Monday Movie: A Man for All Seasons, by David Bax

Every Monday, we’ll recommend a movie–it could be a classic, an overlooked recent treasure, an unfairly maligned personal favorite or whatever the hell we feel like–and we’ll tell you where to find it online.A Man for All Seasons

, the Academy’s pick for best picture of 1966, was adapted by Robert Bolt from his own stage play and, in a lot of ways, it shows. I don’t mean that in the usual way, where a former plays becomes a movie set largely in a single room. On the contrary, Bolt, director Fred Zinnemann (From Here to Eternity) and cinematographer Ted Moore (most of the early James Bond movies) expand the world beautifully across the medieval English countryside. No, I mean A Man for All Seasons feels like a play in that it’s chock full of characters stopping, standing and delivering stirring monologues.
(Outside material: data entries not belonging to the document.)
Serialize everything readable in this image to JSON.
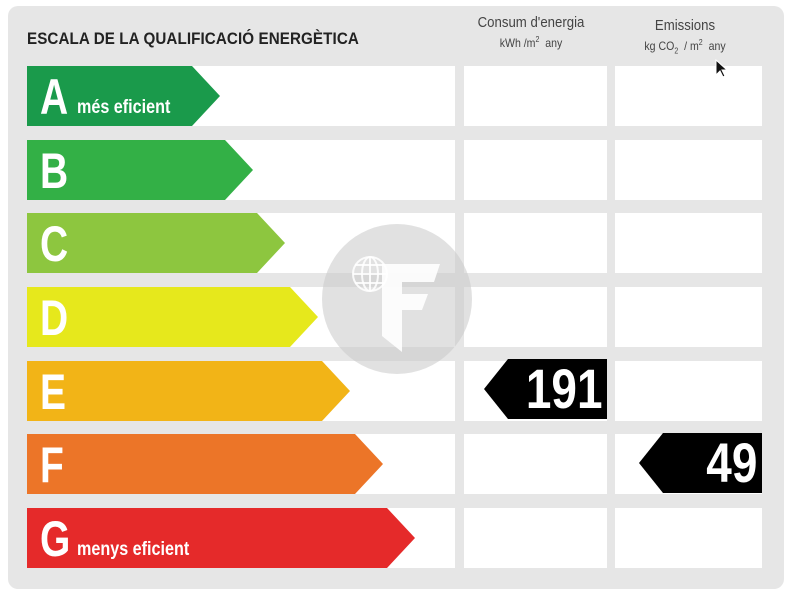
{
  "title": "ESCALA DE LA QUALIFICACIÓ ENERGÈTICA",
  "columns": {
    "energy": {
      "label": "Consum d'energia",
      "unit_prefix": "kWh /m",
      "unit_sup": "2",
      "unit_suffix": "any"
    },
    "emissions": {
      "label": "Emissions",
      "unit_prefix": "kg CO",
      "unit_sub": "2",
      "unit_mid": "/ m",
      "unit_sup": "2",
      "unit_suffix": "any"
    }
  },
  "ratings": [
    {
      "letter": "A",
      "desc": "més eficient",
      "color": "#1a9a4b"
    },
    {
      "letter": "B",
      "desc": "",
      "color": "#33b046"
    },
    {
      "letter": "C",
      "desc": "",
      "color": "#8dc63f"
    },
    {
      "letter": "D",
      "desc": "",
      "color": "#e6e81c"
    },
    {
      "letter": "E",
      "desc": "",
      "color": "#f2b417"
    },
    {
      "letter": "F",
      "desc": "",
      "color": "#ec7528"
    },
    {
      "letter": "G",
      "desc": "menys eficient",
      "color": "#e52a2a"
    }
  ],
  "values": {
    "energy": {
      "value": "191",
      "rating": "E"
    },
    "emissions": {
      "value": "49",
      "rating": "F"
    }
  },
  "icons": {
    "watermark": "logo-f-icon",
    "cursor": "mouse-pointer-icon"
  }
}
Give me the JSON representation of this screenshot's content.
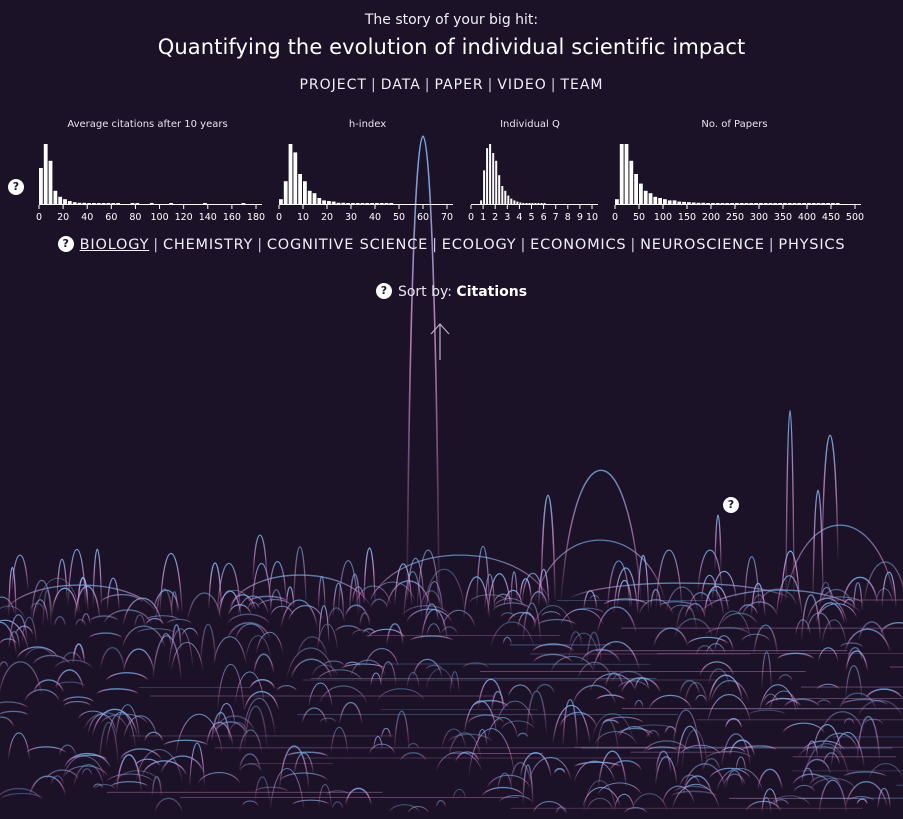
{
  "header": {
    "subtitle": "The story of your big hit:",
    "title": "Quantifying the evolution of individual scientific impact"
  },
  "nav": {
    "items": [
      "PROJECT",
      "DATA",
      "PAPER",
      "VIDEO",
      "TEAM"
    ]
  },
  "histograms": {
    "help": "?",
    "titles": [
      "Average citations after 10 years",
      "h-index",
      "Individual Q",
      "No. of Papers"
    ]
  },
  "fields": {
    "help": "?",
    "items": [
      "BIOLOGY",
      "CHEMISTRY",
      "COGNITIVE SCIENCE",
      "ECOLOGY",
      "ECONOMICS",
      "NEUROSCIENCE",
      "PHYSICS"
    ],
    "active": "BIOLOGY"
  },
  "sort": {
    "help": "?",
    "label": "Sort by:",
    "value": "Citations"
  },
  "visualization": {
    "help": "?",
    "scroll_icon": "up-arrow-icon"
  },
  "chart_data": [
    {
      "type": "bar",
      "title": "Average citations after 10 years",
      "xlim": [
        0,
        180
      ],
      "xticks": [
        "0",
        "20",
        "40",
        "60",
        "80",
        "100",
        "120",
        "140",
        "160",
        "180"
      ],
      "bin_width": 4,
      "values": [
        0.6,
        1.0,
        0.72,
        0.22,
        0.12,
        0.08,
        0.05,
        0.03,
        0.02,
        0.02,
        0.01,
        0.01,
        0.01,
        0.005,
        0.005,
        0.005,
        0.003,
        0,
        0,
        0.003,
        0.003,
        0,
        0,
        0.003,
        0,
        0,
        0,
        0.002,
        0,
        0,
        0,
        0,
        0,
        0,
        0.002,
        0,
        0,
        0,
        0,
        0,
        0,
        0,
        0.002
      ]
    },
    {
      "type": "bar",
      "title": "h-index",
      "xlim": [
        0,
        70
      ],
      "xticks": [
        "0",
        "10",
        "20",
        "30",
        "40",
        "50",
        "60",
        "70"
      ],
      "bin_width": 2,
      "values": [
        0.08,
        0.38,
        1.0,
        0.86,
        0.5,
        0.38,
        0.22,
        0.18,
        0.1,
        0.06,
        0.05,
        0.04,
        0.02,
        0.02,
        0.015,
        0.01,
        0.01,
        0.008,
        0.006,
        0.005,
        0.004,
        0.003,
        0.003,
        0.002
      ]
    },
    {
      "type": "bar",
      "title": "Individual Q",
      "xlim": [
        0,
        10
      ],
      "xticks": [
        "0",
        "1",
        "2",
        "3",
        "4",
        "5",
        "6",
        "7",
        "8",
        "9",
        "10"
      ],
      "bin_width": 0.25,
      "values": [
        0,
        0,
        0,
        0.06,
        0.56,
        0.93,
        1.0,
        0.85,
        0.72,
        0.48,
        0.3,
        0.22,
        0.14,
        0.09,
        0.06,
        0.04,
        0.025,
        0.015,
        0.01,
        0.008,
        0.005,
        0.004,
        0.003,
        0.002,
        0.002
      ]
    },
    {
      "type": "bar",
      "title": "No. of Papers",
      "xlim": [
        0,
        500
      ],
      "xticks": [
        "0",
        "50",
        "100",
        "150",
        "200",
        "250",
        "300",
        "350",
        "400",
        "450",
        "500"
      ],
      "bin_width": 10,
      "values": [
        0.08,
        1.0,
        1.0,
        0.72,
        0.5,
        0.34,
        0.22,
        0.18,
        0.12,
        0.1,
        0.08,
        0.06,
        0.06,
        0.04,
        0.035,
        0.03,
        0.025,
        0.02,
        0.02,
        0.015,
        0.012,
        0.012,
        0.01,
        0.008,
        0.008,
        0.006,
        0.006,
        0.005,
        0.005,
        0.004,
        0.004,
        0.004,
        0.003,
        0.003,
        0.003,
        0.002,
        0.002,
        0.002,
        0.002,
        0.002,
        0.002,
        0.002,
        0.002,
        0.002,
        0.002,
        0.002,
        0.002
      ]
    }
  ],
  "colors": {
    "background": "#1c1228",
    "arc_pink": "#d98fd0",
    "arc_blue": "#6fb3ea",
    "text": "#ffffff"
  }
}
Such theatricality could be tedious in less capable hands but, with this cast, the result is the best possible version of an actor’s showcase. Paul Scofield (who also won an Oscar) reprises the role of Thomas More from the stage and is surrounded by folks such as Orson Welles as Cardinal Wolsey, Leo McKern with a much different take on Thomas Cromwell than Mark Rylance gave us in the more recent Wolf Hall, Robert Shaw as perhaps the definitive Henry VIII in all of cinema history, a young John Hurt and even an uncredited Vanessa Redgrave. If all plays-turned-movies were this much fun to watch, the subgenre would have a better reputation.



A Man for All Seasons is available on Filmstruck.